MATIH Platform is in active MVP development. Documentation reflects current implementation status.
19. Observability & Operations
Disaster Recovery
Cross-Region DR

Cross-Region DR

Cross-region disaster recovery ensures MATIH can survive a complete regional failure by maintaining standby infrastructure in a secondary region.
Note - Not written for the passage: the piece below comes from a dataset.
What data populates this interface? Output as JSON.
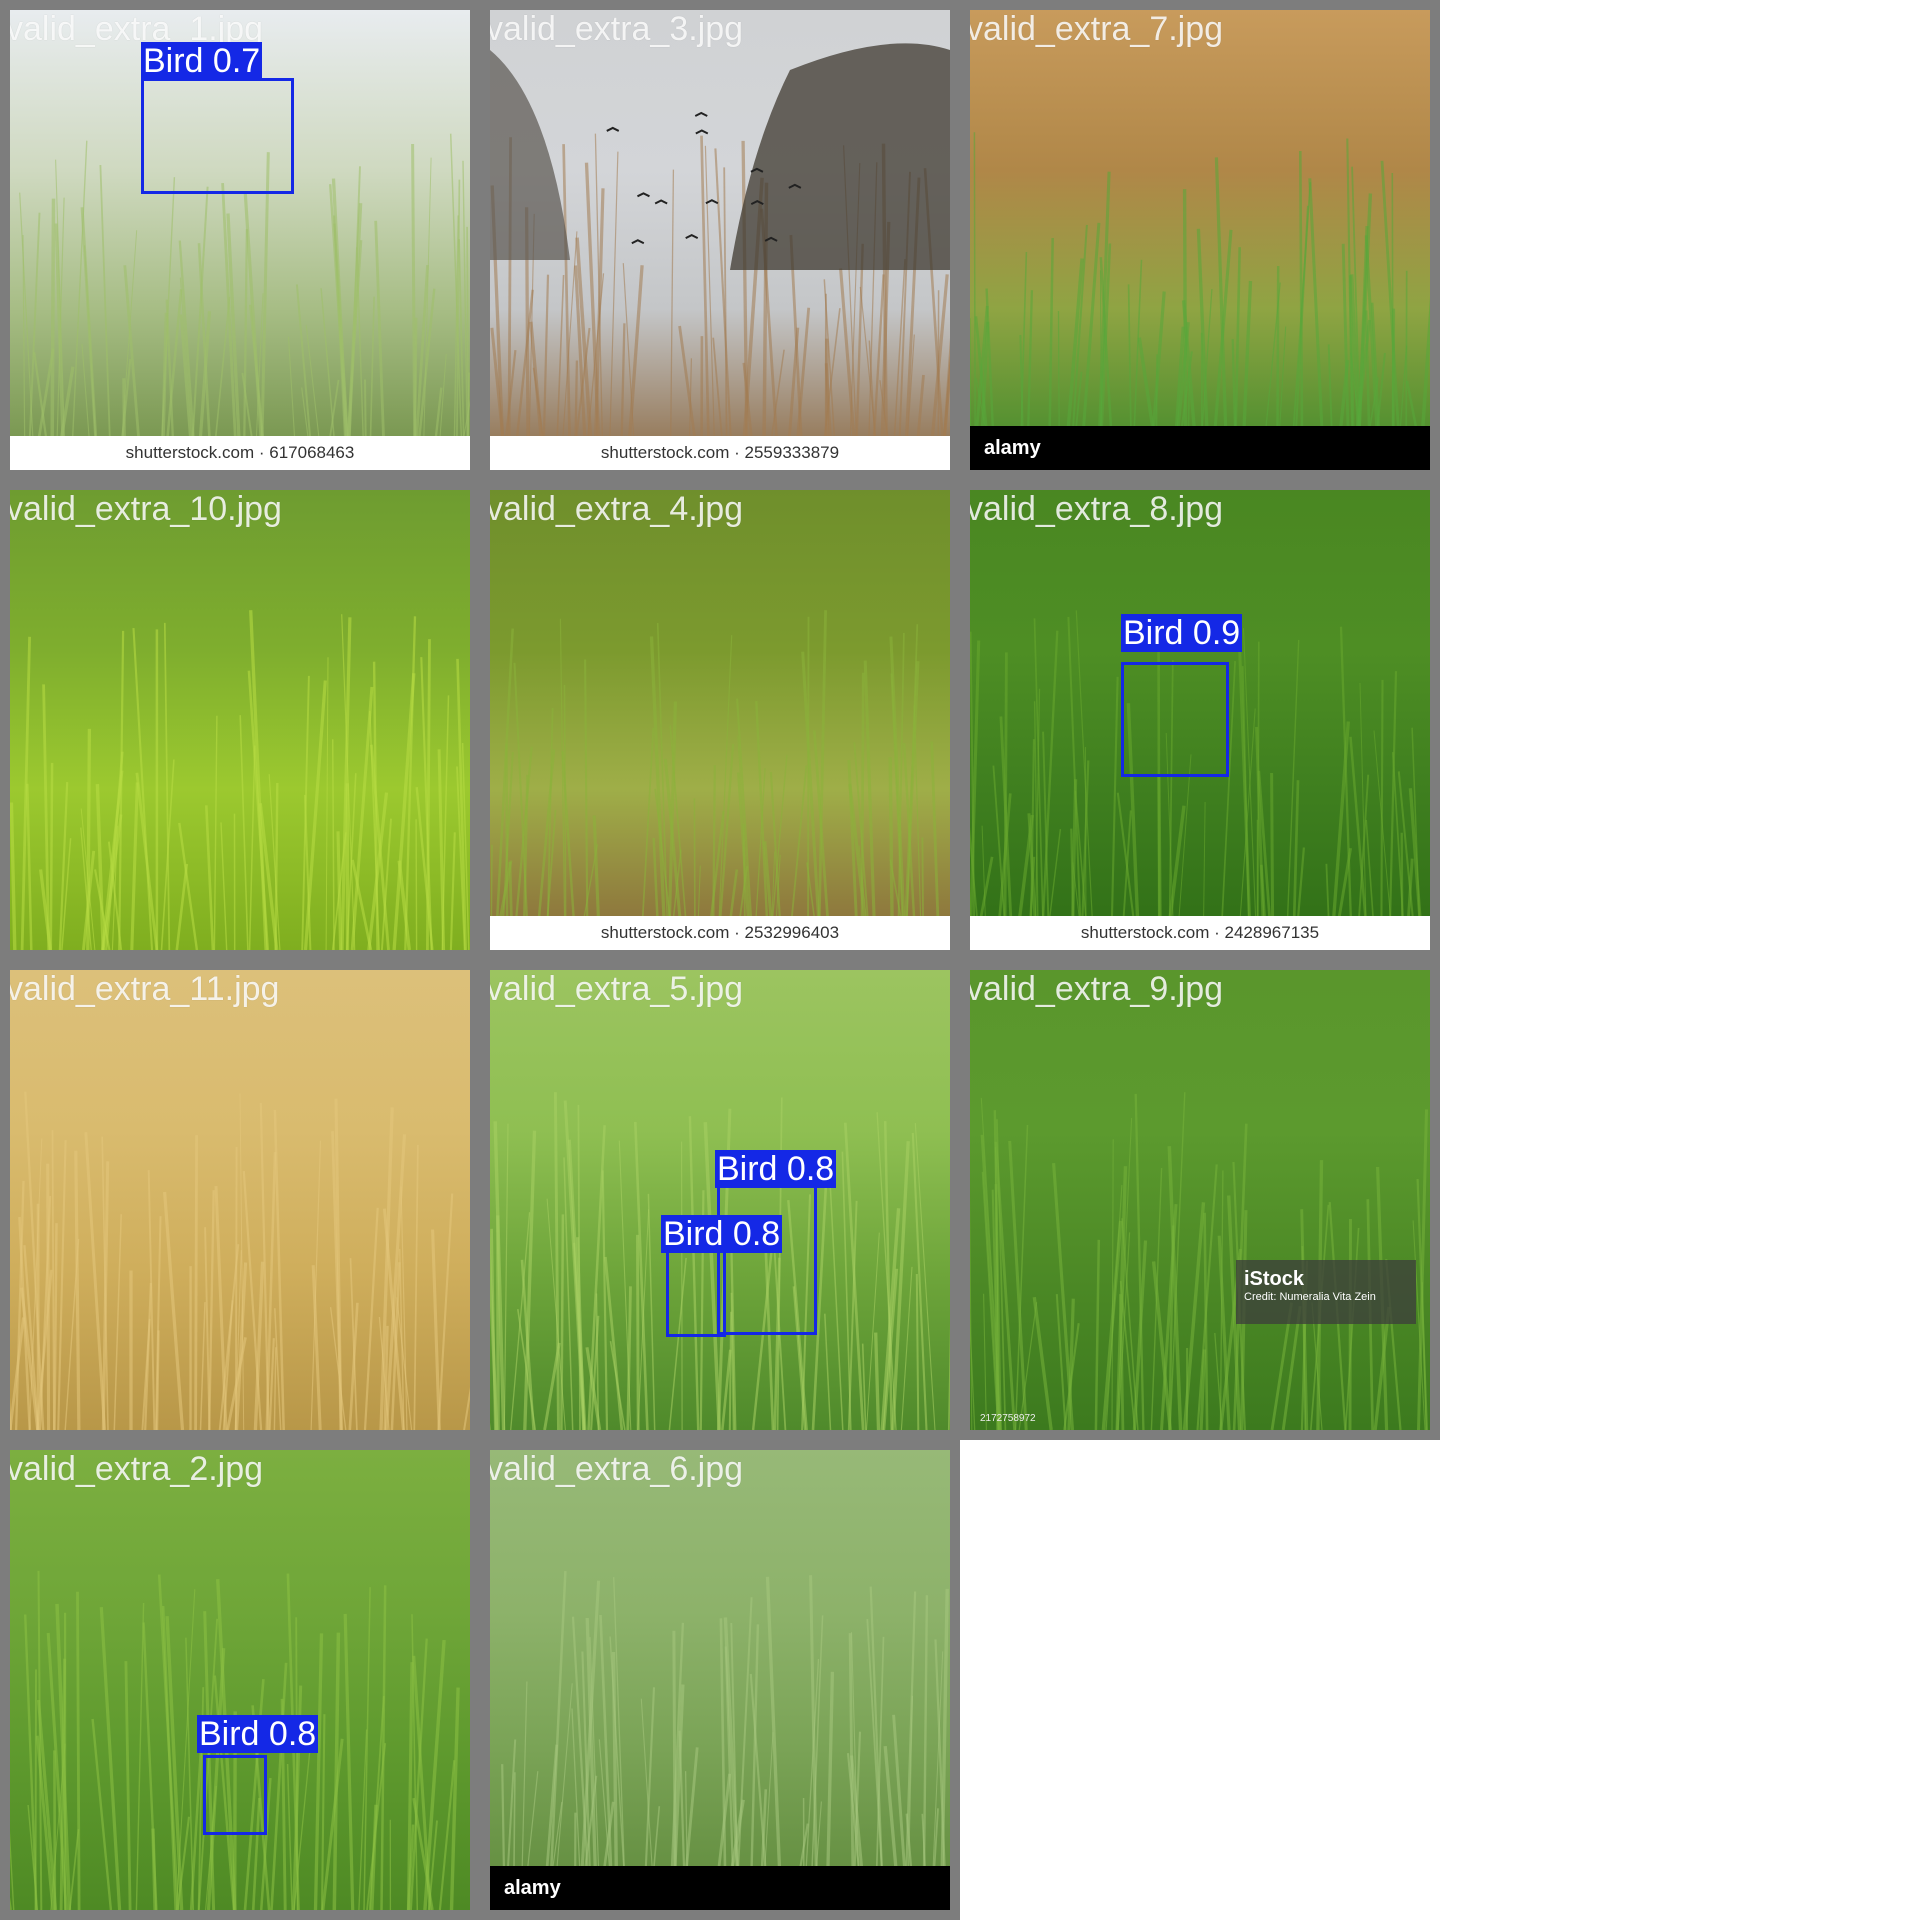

This covers active-passive failover for databases, cross-region replication for object storage, and DNS-based traffic routing.


Architecture

+---------------------+         +---------------------+
|  Primary Region     |         |  Secondary Region   |
|  (Active)           |         |  (Passive Standby)  |
|                     |         |                     |
|  +-- K8s Cluster    |  Sync  |  +-- K8s Cluster    |
|  +-- PostgreSQL  ---|-------->|  +-- PostgreSQL     |
|  +-- Redis       ---|-------->|  +-- Redis          |
|  +-- Object Store---|-------->|  +-- Object Store   |
+---------------------+         +---------------------+
          |                              |
          +--------- DNS ---------------+
          (Traffic Manager / Route 53)

Replication Strategy

ComponentReplication MethodRPO
PostgreSQLStreaming replicationMinutes
RedisRedis replicationMinutes
Object StorageCross-region replicationNear real-time
Kubernetes StateVelero to cross-region storageDaily
Terraform StateRemote backend in both regionsOn every apply

Failover Procedure

1. Detect Regional Failure

Regional failure is detected when:

  • Multiple ServiceDown alerts fire simultaneously
  • Health check endpoint is unreachable
  • Cloud provider status page reports regional issues

2. Promote Secondary Database

Promote the PostgreSQL standby in the secondary region to primary.

3. Update DNS

Switch DNS traffic routing from the primary to the secondary region using the DNS provider's traffic management:

ProviderMethod
AzureTraffic Manager failover
AWSRoute 53 health check failover

4. Scale Secondary Services

Scale up services in the secondary region to handle production traffic.

5. Verify

Run health checks against the secondary region to confirm all services are operational.


Failback Procedure

Once the primary region is restored:

  1. Rebuild or verify the primary region infrastructure
  2. Resync databases from the secondary (now primary) region
  3. Verify data consistency
  4. Switch DNS back to the primary region
  5. Demote the secondary database back to standby

Testing

Cross-region failover should be tested quarterly:

  1. Simulate primary region failure
  2. Execute failover procedure
  3. Run integration tests against the secondary region
  4. Verify RTO and RPO targets are met
  5. Execute failback procedure
  6. Document results and update procedures

Cost Considerations

ComponentRunning CostDescription
Standby K8s clusterReduced (minimal replicas)Scale to minimum in standby
PostgreSQL replicaFullMust maintain streaming replication
Object storage replicaStorage cost onlyCross-region replication fees
DNS Traffic ManagerLowPer-query pricing